Her pious friend, Mother Mary of the Incarnation, first Mother Superior of the Ursulines of Quebec, soon followed her to the tomb. She expired on April 30th, 1672. In her numerous writings on the beginnings of the colony, the modesty of Mother Mary of the Incarnation has kept us in the dark concerning several important services rendered by her to New France, and many touching details of her life would not have reached us if her companion, Madame de la Peltrie, had not made them known to us. In Mother Incarnation, who merited the glorious title of the Theresa of New France, were found all the Christian virtues, but more particularly piety, patience and confidence in Providence. God was ever present and visible in her heart, acting everywhere and in everything. We see, among many other instances that might be quoted, a fine example of her enthusiasm for Heaven when, cast out of her convent in the heart of the winter by a conflagration which consumed everything, she knelt upon the snow with her Sisters, and thanked God for not having taken from them, together with their properties, their lives, which might be useful to others.

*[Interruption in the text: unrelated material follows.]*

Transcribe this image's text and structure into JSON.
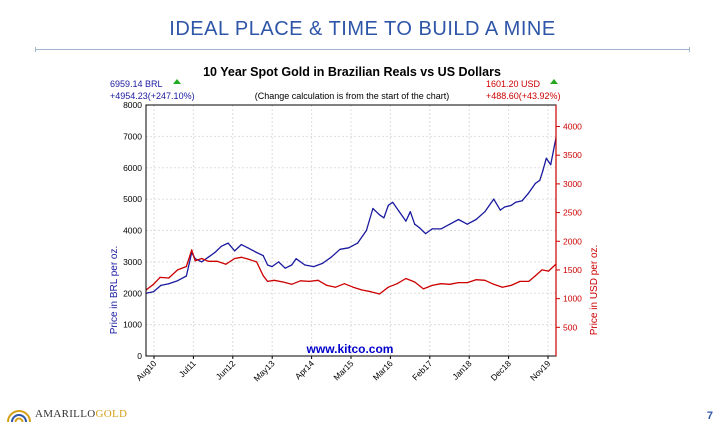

If Madame de la Peltrie and Mother Mary of the Incarnation occupy a large place in the history of Canada, it is because the institution of the Ursu-lines, which they founded and directed at Quebec, exercised the happiest influence on the formation of the Christian families in our country. " It was," says the Abbe Ferland, "an inestimable advantage for the country to receive from the schools maintained by the nuns, mothers of families reared in piety, familiar with their religious duties, and capable of training the hearts and minds of the new generation." It was thanks to the efforts of Madame de la Peltrie, and to the lessons of Mother Incarnation and her first co-workers, that those patriarchal families whose type still persists in our time, were formed in the early days of the colony. The same services were rendered by Sister Bourgeoys to the government of Montreal.